In January of 2021, he had surgery on his knee and repaired his PCL, MCL, LCL and meniscus, all torn in the crash. That summer, after his knee felt stable again, he wanted to race. Schafer raced the Revolution Enduro in Steamboat Springs and Aspen, Colorado and placed 7th in his age group in both, just four to five minutes behind the overall winner.
He’d waited to ride a dirt bike again, thinking the heavier machine would be harder to handle, but it was much the opposite. With more weight on the saddle of the dirt bike he felt more capable handling it through corners and using his legs and hips to control the bike.
With another year’s progress behind him, better grip strength and better control in his arm, he completed two more enduros in 2022. He raced the same two as the previous year, and this time snagged the top spot in his group in Aspen Snowmass, three minutes behind the overall winner.
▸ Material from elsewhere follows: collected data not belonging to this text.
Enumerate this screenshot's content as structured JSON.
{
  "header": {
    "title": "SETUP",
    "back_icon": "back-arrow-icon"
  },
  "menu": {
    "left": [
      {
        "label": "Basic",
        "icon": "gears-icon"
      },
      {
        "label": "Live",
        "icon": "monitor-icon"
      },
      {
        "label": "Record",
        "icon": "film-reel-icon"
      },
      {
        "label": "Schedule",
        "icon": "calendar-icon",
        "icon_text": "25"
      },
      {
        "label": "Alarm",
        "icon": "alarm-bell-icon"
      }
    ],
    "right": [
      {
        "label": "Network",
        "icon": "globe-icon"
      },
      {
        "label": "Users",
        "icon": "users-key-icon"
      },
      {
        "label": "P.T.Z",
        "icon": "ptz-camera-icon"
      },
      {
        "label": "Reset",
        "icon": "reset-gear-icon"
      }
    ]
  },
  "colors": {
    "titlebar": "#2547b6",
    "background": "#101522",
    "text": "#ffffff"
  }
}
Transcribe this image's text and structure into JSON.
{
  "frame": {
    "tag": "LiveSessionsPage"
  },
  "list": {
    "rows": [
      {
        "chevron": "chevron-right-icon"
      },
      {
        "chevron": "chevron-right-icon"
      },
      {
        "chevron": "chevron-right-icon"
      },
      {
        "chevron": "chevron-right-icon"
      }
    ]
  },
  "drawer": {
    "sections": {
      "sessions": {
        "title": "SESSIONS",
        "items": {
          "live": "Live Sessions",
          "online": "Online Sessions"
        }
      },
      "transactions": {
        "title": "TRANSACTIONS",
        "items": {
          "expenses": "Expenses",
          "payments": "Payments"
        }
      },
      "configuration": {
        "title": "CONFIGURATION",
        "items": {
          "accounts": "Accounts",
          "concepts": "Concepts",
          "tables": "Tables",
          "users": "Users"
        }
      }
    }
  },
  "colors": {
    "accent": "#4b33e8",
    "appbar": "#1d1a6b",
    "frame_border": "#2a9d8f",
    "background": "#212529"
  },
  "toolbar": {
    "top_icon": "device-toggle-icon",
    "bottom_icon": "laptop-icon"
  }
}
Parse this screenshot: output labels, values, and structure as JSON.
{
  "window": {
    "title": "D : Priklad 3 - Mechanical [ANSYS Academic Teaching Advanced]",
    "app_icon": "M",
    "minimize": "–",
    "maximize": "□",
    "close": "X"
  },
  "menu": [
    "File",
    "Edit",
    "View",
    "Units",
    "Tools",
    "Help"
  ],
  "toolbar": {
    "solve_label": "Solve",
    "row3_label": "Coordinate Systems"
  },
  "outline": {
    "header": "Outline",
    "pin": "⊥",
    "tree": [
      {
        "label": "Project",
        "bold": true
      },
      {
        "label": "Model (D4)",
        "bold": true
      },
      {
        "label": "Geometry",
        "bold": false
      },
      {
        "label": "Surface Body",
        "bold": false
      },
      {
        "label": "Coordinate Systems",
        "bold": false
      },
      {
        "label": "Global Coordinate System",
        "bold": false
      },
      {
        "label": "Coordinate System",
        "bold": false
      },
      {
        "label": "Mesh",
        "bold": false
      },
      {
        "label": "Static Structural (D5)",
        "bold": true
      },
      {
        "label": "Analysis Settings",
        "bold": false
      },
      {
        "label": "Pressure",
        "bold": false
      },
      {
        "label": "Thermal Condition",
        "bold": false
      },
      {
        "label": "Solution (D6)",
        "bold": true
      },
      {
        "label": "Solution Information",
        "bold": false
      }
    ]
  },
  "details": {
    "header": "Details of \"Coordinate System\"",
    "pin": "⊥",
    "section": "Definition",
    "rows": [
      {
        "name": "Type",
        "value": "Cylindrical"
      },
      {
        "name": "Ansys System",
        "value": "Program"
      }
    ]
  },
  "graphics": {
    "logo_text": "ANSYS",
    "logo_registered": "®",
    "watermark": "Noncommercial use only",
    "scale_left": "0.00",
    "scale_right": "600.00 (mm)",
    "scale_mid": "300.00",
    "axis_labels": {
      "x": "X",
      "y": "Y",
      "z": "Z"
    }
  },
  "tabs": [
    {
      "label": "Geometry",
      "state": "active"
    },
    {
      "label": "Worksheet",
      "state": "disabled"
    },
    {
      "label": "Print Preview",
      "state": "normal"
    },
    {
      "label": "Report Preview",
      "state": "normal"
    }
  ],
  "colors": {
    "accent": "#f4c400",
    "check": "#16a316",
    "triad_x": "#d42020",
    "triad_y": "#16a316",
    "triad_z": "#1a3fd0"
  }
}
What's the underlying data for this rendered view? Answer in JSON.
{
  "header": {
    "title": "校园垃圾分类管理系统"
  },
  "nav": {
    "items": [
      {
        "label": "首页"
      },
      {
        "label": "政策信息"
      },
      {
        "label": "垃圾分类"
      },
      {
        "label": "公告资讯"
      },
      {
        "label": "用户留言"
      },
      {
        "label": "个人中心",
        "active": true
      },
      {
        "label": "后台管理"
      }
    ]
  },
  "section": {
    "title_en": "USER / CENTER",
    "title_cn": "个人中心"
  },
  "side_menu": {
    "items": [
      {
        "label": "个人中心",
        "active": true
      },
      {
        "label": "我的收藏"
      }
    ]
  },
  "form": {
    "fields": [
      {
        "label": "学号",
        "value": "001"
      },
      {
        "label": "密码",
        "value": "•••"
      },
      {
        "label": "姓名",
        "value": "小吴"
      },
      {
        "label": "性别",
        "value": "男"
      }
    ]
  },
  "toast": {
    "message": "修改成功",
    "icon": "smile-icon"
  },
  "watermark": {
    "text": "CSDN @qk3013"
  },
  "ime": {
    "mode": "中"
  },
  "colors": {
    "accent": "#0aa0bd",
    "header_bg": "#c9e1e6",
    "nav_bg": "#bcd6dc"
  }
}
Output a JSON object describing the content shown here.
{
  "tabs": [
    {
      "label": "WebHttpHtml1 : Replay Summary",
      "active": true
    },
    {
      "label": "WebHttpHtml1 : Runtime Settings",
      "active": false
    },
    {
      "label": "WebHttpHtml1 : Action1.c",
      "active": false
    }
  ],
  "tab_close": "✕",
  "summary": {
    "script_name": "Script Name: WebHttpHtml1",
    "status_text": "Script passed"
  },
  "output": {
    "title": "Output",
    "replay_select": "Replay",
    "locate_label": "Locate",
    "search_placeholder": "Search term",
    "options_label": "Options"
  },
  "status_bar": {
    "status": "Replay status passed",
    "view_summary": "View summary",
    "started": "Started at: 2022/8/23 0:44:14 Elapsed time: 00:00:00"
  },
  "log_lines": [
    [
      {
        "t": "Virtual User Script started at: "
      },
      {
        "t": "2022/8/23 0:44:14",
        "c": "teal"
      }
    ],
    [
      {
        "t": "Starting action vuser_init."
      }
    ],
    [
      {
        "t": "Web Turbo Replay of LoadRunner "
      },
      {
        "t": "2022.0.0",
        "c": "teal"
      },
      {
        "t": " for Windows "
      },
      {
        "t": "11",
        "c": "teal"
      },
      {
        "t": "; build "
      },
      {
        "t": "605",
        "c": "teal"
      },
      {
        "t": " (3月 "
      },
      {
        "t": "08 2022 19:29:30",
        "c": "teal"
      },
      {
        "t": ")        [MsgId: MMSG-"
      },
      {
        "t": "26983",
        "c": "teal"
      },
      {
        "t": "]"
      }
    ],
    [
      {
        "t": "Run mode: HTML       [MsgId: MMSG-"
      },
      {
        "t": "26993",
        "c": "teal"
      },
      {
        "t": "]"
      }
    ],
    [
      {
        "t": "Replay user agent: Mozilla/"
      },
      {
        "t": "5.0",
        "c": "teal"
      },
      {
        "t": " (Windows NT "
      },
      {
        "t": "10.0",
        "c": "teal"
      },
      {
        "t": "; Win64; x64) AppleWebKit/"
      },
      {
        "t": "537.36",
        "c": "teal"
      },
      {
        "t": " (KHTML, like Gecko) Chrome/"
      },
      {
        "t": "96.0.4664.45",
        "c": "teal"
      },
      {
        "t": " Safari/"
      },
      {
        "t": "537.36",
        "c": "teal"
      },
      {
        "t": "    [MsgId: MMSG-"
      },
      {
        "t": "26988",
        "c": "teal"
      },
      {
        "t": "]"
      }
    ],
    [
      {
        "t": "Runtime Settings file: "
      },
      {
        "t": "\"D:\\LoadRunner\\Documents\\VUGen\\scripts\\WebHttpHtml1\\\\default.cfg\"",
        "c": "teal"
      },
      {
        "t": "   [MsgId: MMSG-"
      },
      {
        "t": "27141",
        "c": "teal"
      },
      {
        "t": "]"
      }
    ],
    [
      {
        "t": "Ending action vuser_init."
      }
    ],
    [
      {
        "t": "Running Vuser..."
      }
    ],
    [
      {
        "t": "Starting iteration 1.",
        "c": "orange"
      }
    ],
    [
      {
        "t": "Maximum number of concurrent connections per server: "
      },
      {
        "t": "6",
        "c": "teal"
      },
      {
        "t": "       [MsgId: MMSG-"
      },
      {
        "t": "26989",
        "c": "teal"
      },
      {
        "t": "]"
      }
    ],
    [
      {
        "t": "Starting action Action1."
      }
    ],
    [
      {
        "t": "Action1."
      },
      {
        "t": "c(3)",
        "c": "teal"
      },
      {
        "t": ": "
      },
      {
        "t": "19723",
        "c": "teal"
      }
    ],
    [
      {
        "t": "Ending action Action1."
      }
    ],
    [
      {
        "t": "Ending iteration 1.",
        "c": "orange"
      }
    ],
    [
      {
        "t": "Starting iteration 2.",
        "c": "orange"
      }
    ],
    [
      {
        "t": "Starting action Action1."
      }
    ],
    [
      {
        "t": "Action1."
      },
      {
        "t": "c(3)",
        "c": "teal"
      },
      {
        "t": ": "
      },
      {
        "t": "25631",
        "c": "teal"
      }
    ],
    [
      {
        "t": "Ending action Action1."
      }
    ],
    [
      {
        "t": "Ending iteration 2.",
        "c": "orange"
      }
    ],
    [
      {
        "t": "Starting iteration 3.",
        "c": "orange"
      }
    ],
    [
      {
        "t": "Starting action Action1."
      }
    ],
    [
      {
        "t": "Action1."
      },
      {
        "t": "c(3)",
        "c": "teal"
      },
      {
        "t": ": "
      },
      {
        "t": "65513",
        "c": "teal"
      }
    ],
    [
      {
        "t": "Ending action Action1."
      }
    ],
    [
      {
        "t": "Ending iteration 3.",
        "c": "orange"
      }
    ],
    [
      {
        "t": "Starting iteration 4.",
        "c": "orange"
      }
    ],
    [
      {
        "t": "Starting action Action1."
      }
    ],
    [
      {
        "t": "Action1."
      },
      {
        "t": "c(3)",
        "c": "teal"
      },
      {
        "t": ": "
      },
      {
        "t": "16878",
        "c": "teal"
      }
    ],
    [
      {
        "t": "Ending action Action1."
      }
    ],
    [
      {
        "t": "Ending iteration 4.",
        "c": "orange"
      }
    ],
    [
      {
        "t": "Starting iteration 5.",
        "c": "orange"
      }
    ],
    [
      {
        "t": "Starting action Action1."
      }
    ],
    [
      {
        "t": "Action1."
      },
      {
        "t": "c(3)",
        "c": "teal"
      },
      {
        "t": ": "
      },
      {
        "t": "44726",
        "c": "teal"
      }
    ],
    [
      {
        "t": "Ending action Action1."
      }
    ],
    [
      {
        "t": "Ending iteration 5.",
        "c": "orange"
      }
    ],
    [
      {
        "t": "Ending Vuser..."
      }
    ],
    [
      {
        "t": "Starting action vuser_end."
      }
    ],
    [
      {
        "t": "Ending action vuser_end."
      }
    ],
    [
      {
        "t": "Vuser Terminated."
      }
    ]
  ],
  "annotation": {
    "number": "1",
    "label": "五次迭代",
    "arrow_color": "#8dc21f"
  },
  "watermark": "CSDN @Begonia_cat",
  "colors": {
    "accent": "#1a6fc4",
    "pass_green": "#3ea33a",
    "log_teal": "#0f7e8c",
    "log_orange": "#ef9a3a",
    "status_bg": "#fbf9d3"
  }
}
In Steamboat, he placed 3rd in his category, two-and-a-half minutes behind the overall winner.
When we met near the end of 2022, Schafer said he’ll keep racing mountain bikes and dirt bikes, but his main focus for the new year will be UTV racing since that’s where he can race at the highest level still.
He’s still going to physical therapy, scooping imaginary ice cream, and has nerve pain all the time—erratic shocks and muscle spasms—but his grip strength in his hand and the capability in his arm gets better every day.
And though his priorities in competition may have shifted, so has his approach to riding.
“It changed my perspective of doing stuff as a group activity and going for fun,” he said. “You don’t have to go as fast as you can everywhere you can. You can take time to teach [other] people what your brain knows, but your body isn’t letting you do.”
That pressure release from the injury allowed Schafer to take it easier on himself too. He won’t stop trying to win when he does race, but he doesn’t feel the need to race all the time and pursue championship titles on his moto. It’s a gift in itself he says.
“Before I got hurt, I won both the local championships in the pro class for six years in a row,” he said. “And the pressure of it just sucked. I felt like I had to go and win every weekend or people would look at me like what’s wrong with you. Now it’s like I don’t have to win. I have one freaking arm that works!”